Question: The total spin resulting from a \[{d^7}\] configuration is: A.1 B.2 C.\[\dfrac{5}{2}\] D.\[...

Question

The total spin resulting from a ${d^7}$ configuration is:
A.1
B.2
C. $\dfrac{5}{2}$
D. $\dfrac{3}{2}$

Answer 1

Solution

Each orbital in an atom is characterized by a unique set of values of the three quantum numbers n, $\ell$ , and m which respectively correspond to the electron's energy, angular momentum, the magnetic quantum number. Each such orbital can be occupied by a maximum of two electrons, each with its own spin quantum number ‘s’

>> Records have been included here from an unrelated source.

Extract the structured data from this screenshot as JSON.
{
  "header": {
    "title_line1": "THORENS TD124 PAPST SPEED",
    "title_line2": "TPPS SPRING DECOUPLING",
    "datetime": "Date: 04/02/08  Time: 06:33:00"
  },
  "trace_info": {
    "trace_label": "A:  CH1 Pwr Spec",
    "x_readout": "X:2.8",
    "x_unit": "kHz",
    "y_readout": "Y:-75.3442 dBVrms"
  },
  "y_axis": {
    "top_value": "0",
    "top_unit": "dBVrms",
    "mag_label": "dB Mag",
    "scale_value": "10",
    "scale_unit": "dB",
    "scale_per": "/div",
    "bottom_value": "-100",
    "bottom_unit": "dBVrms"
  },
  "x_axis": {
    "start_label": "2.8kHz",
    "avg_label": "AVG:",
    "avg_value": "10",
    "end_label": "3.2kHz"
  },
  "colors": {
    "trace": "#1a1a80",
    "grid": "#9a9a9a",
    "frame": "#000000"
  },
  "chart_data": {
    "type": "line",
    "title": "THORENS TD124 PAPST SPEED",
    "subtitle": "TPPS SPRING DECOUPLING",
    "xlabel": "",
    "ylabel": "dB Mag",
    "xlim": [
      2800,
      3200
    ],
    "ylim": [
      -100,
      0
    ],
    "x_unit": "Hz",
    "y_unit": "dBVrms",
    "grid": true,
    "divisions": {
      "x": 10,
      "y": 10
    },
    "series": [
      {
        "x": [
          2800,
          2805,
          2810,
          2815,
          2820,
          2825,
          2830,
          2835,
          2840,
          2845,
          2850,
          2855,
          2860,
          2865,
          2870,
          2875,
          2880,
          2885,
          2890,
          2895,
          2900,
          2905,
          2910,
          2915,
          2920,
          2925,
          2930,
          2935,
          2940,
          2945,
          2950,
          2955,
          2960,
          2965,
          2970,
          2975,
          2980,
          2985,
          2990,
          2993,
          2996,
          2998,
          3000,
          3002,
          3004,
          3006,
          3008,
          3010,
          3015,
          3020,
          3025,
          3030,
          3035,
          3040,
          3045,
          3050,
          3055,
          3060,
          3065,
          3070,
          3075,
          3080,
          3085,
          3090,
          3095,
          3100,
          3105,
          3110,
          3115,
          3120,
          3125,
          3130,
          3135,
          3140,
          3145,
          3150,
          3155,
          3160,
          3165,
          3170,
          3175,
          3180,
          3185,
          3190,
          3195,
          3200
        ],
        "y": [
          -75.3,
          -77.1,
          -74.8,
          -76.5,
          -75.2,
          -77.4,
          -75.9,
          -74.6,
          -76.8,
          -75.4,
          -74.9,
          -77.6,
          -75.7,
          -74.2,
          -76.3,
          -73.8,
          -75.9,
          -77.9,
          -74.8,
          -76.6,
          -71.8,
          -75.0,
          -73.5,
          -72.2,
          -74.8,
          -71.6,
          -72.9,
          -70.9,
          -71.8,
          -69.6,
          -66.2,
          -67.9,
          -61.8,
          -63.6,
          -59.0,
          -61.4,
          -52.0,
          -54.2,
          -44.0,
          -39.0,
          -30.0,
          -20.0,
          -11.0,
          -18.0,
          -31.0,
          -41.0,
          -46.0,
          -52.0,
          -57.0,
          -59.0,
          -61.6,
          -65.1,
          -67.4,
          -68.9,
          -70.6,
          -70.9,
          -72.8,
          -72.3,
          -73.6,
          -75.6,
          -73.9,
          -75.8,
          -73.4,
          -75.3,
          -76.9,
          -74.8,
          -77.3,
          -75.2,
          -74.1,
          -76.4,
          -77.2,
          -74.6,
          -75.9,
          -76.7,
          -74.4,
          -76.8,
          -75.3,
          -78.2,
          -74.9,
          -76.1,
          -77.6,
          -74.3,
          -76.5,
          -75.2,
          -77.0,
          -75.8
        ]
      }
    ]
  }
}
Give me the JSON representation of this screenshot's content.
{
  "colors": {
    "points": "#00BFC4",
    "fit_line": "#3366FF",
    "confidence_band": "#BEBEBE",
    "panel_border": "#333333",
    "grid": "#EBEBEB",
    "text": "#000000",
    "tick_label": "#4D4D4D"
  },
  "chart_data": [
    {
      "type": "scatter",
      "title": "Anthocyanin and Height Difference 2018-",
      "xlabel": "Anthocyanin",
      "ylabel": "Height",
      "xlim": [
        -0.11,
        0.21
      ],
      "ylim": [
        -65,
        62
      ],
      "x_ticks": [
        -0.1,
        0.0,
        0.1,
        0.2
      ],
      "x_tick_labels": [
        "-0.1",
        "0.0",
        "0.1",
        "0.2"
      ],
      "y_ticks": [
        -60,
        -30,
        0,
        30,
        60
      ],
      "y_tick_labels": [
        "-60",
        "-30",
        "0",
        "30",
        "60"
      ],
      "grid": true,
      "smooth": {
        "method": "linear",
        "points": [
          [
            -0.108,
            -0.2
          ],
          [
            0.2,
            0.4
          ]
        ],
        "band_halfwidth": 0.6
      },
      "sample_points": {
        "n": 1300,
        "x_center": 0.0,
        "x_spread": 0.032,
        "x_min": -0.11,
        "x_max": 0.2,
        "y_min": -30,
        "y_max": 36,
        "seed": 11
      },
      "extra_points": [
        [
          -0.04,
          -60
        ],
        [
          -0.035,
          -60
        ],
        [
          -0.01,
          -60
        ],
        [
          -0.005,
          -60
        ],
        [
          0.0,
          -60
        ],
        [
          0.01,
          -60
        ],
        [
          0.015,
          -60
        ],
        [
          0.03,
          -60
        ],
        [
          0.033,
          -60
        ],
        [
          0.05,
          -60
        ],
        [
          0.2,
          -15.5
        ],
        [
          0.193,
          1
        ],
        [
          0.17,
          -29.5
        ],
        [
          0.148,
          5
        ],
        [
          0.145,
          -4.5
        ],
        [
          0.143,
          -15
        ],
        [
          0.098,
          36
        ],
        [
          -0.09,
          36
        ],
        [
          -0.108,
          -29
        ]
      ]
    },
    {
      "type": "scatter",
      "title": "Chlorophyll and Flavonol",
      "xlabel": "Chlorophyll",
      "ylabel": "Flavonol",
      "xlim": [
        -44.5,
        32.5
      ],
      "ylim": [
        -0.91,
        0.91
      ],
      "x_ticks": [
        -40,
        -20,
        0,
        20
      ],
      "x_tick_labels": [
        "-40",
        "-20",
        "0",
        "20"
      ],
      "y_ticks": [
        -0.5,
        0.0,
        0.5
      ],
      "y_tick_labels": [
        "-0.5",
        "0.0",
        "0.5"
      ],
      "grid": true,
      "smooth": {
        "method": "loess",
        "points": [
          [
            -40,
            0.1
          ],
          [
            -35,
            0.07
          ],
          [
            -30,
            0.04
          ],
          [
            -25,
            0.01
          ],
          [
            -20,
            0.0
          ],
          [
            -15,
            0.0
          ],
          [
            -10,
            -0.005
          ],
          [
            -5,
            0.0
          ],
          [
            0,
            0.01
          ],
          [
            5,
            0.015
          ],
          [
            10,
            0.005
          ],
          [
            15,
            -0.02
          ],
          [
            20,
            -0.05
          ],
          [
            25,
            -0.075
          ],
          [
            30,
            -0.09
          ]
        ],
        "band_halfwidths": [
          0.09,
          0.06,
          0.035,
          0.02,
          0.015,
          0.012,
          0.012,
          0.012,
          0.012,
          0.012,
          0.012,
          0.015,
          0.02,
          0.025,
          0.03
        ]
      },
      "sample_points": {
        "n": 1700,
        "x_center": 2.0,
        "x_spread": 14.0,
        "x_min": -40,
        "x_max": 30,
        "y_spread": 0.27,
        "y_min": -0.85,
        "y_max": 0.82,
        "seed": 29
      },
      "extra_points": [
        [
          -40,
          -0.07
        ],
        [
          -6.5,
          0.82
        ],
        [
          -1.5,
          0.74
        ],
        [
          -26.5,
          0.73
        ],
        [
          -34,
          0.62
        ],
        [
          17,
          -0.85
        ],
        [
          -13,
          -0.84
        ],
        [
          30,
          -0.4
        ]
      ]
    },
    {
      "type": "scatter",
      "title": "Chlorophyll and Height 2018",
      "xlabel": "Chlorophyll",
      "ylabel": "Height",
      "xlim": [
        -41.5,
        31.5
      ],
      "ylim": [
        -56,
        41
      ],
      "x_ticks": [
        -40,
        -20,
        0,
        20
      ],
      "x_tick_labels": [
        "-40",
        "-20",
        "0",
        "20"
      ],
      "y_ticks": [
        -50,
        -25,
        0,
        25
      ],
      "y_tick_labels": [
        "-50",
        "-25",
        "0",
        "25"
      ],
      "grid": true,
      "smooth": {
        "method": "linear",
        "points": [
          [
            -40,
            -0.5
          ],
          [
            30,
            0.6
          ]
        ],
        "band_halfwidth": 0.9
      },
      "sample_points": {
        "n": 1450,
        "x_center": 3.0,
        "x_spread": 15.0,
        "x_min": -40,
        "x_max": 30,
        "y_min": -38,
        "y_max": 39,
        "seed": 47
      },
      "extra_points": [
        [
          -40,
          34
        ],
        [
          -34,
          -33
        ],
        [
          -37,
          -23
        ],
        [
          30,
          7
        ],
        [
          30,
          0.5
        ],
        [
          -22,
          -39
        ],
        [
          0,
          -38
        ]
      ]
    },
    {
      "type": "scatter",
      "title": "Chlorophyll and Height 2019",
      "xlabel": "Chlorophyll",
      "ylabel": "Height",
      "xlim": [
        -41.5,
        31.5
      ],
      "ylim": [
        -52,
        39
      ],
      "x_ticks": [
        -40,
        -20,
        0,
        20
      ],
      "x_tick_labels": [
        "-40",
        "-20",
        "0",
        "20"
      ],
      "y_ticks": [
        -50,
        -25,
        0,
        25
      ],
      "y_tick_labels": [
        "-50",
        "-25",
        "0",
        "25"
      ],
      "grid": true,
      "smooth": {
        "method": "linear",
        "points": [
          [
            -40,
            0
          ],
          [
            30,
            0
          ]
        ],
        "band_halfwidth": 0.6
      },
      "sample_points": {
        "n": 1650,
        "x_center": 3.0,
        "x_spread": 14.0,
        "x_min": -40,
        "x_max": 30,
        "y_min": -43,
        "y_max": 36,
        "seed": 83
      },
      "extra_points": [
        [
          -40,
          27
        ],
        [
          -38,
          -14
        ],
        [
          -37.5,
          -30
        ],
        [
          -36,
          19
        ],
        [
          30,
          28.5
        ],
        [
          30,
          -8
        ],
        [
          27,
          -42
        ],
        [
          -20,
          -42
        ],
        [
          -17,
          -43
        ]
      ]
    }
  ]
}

Complete Step-by-Step Answer:
Before we move forward with the solution of the given question, let us first understand some important basic concepts.
All atoms in their elemental state have electrons present in them. Now these electrons are revolving around the nucleus. The movement of these electrons around the nucleus was initially explained by a concept known as energy shells. This stated that only a certain number of electrons could revolve around the nucleus at fixed distances from the nucleus. These paths were defined as circular orbits and were referred to as energy shells. They were called energy shells because the potential energy possessed by the electrons varied from one shell to another. The smallest shell had the highest energy level while the largest shell had the lowest energy level.
Even after this model was explained, there were certain qualms about the determination of the orientation of these electrons. This issue was addressed by introducing the concept of atomic orbitals. Atomic orbitals can be understood as a mathematical function which describes the location and wave like behaviour of an electron in an atom. There are 4 main types of atomic orbitals: s, p, d, f. These orbitals have the maximum capacity of 2, 6, 10, 14 electrons, respectively. Electrons are filled in these orbitals based on Hund’s rule of maximum multiplicity.
Hence, for the given question, the ${d^7}$ orbital can be represented as:

$\uparrow \downarrow$	$\uparrow \downarrow$	$\uparrow$	$\uparrow$	$\uparrow$

Where each arrow represents an arrow represents an electron and the direction of the arrow represents the spin of the electron. The first four electrons cancel out the spin of each other. Hence, the total spin of ${d^7}$ comes from the lone electrons in the last 3 subshells. Since each electron corresponds to a spin of $\dfrac{1}{2}$ , we can say that
The total spin of ${d^7} = \dfrac{1}{2} + \dfrac{1}{2} + \dfrac{1}{2} = \dfrac{3}{2}$
Hence, Option D is the correct option

Note: Hund’s multiplicity rule states that a given subshell is singly occupied by only one electron before any one orbital is doubly occupied, and all electrons in the singly occupied orbitals have the same spin.